ASIC miners are built to accomplish one thing and one thing only: mine bitcoin. The first ASIC miner was introduced in 2012, and it was 200 times faster than conventional GPU miners. While GPU processing power is normally measured in megahashes per second (mh/s), ASIC mining power is usually measured in terahashes per second (th/s) (a trillion hashes). By 2021, ASIC miners were able to calculate 90-100 th/s, greatly beyond GPU miners. However, ASIC miners have significant drawbacks that have kept them from dominating the crypto mining industry. ASIC miners are costly, costing between $2,000 and $15,000. This is a major expenditure, and reaching break-even is not assured. Buying ASIC miners may be highly rewarding — or very pricey. To be competitive, ASIC mining operations must be done in massive numbers, with warehouses containing hundreds or thousands of ASICs. ASIC rigs and warehouses are expensive and might be affected by market volatility. Furthermore, most ASIC miners are designed to only mine specific coins or algorithms utilized by a subset of cryptocurrencies. An ASIC miner specialized in bitcoin mining employs the SHA-256 algorithm. In fact, while SHA-256 miners may potentially mine coins using various algorithms, they are generally most cost-effectively employed to mine cryptocurrencies such as BTC and Bitcoin Cash (BCH). This peculiarity is why GPU miners still dominate some blockchain applications.

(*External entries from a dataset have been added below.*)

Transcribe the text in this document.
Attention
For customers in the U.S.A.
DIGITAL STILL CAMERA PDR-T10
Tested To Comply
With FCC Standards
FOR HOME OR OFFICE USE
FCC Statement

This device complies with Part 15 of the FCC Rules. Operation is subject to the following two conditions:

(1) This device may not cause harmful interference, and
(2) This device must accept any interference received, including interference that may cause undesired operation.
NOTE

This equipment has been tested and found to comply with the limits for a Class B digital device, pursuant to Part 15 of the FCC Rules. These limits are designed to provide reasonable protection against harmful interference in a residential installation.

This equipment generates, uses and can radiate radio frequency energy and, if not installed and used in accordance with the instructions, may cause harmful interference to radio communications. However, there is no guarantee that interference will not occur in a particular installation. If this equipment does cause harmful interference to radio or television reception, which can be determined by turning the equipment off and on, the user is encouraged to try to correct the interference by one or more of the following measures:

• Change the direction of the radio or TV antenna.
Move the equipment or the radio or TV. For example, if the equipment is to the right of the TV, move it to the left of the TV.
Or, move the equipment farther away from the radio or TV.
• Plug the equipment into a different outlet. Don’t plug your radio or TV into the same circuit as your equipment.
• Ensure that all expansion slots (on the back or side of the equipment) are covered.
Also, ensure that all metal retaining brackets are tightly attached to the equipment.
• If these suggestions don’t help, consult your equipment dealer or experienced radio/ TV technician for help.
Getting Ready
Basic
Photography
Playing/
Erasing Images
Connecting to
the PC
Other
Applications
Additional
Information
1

What Makes FPGA Miners Unique?
Like GPUs, FPGA miners can be reconfigured to mine a variety of currencies, something most ASIC miners can’t accomplish. The fact that FPGAs can mine several coins or algorithms means that some professional miners believe the FPGA set up to be the best of both worlds. Field-programmable FPGA miners can be modified or updated «in the field» after being delivered to a customer’s desired location. The «gate array» refers to the logic gates that may be configured and optimized (like crypto mining). Depending on the FPGA miner and the currency being mined, performance can range from a few hundred kh/s to over 20 gh/s. FPGA miners may cost anything from 200 to 6,000 dollars. The setup for FPGA mining is not as simple as other crypto mining options; you may need to construct the gate array and the program yourself. You may also download a bitstream or FPGA mining algorithm, which simplifies the setup. However, an FPGA bitstream may charge a developer fee of up to 8% of your recurring profits.
Crypto mining, whether using GPUs, FPGAs, ASICs, or even cloud miners, is vital to the blockchain infrastructure. Despite the rise of Proof-of-Stake blockchain networks that completely avoid mining, the demand for popular mineable currencies and miners seems to be increasing. The most popular ASIC miners are continuously sold out, even on the secondary market. Bitcoin’s and other major PoW blockchain projects’ increasing hash rates show how sought-after crypto mining equipment has become.